Het gaat om boeren met een stikstofneerslag die kleiner is dan één mol en die vóór 2015 een project –bijvoorbeeld uitbreiding van hun bedrijf– hebben gerealiseerd en op advies van de overheid een zogeheten PAS-melding hebben gedaan. In de motie roept SGP’er Roelof Bisschop het kabinet op deze groep mee te nemen in het legalisatieprogramma en zo nodig de regelgeving hierop aan te passen.
De overheid wil PAS-melders –boeren die buiten hun schuld om nu geen vergunning hebben– aan een vergunning helpen. Maar in het programma om deze knelgevallen te legaliseren, valt de genoemde groep boeren buiten de boot. Dat heeft te maken met het feit dat het PAS (Programma Aanpak Stikstof) op 1 juli 2015 in werking trad.
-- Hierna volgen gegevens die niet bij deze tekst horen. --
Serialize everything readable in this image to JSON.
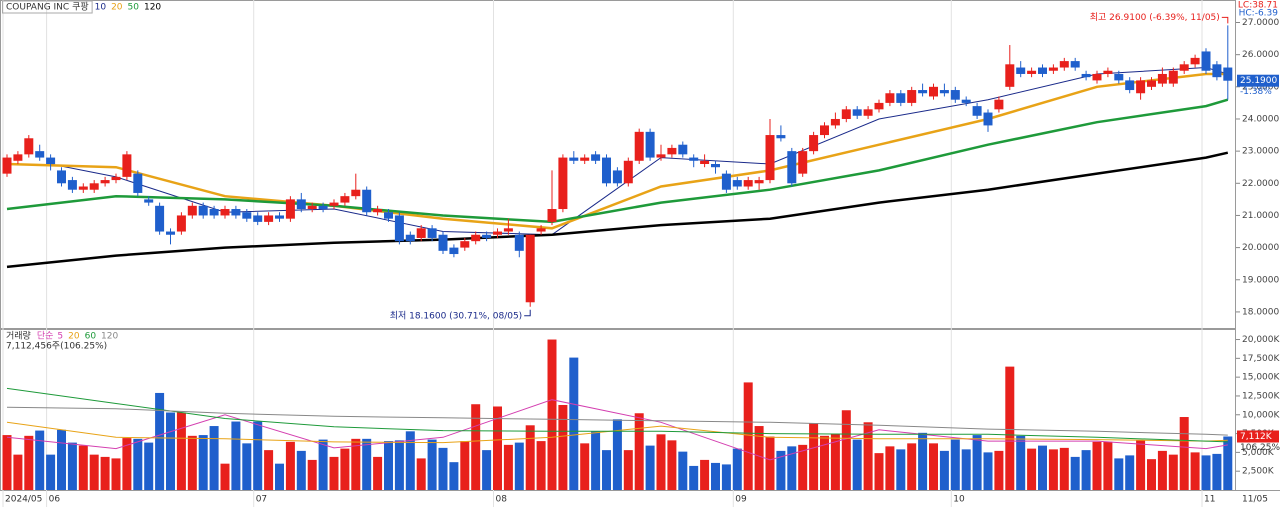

Als een project al voor die tijd al klaar was, komt een bedrijf niet in aanmerking voor legalisatie.
Minister Christianne van der Wal (Natuur en Stikstof) had de motie ontraden. Wel is het de bedoeling dat met de stikstofaanpak alle ondernemers uiteindelijk een vergunning hebben, aldus de bewindsvrouw. „Het is echt het doel om het via de gebiedsprogramma’s op te lossen, want dat is echt nodig.”
Voor de motie stemden PVV, CDA, ChristenUnie, FVD, BBB, SGP, JA21, Groep van Haga en de onafhankelijke Kamerleden Pieter Omtzigt en Olaf Ephraïm.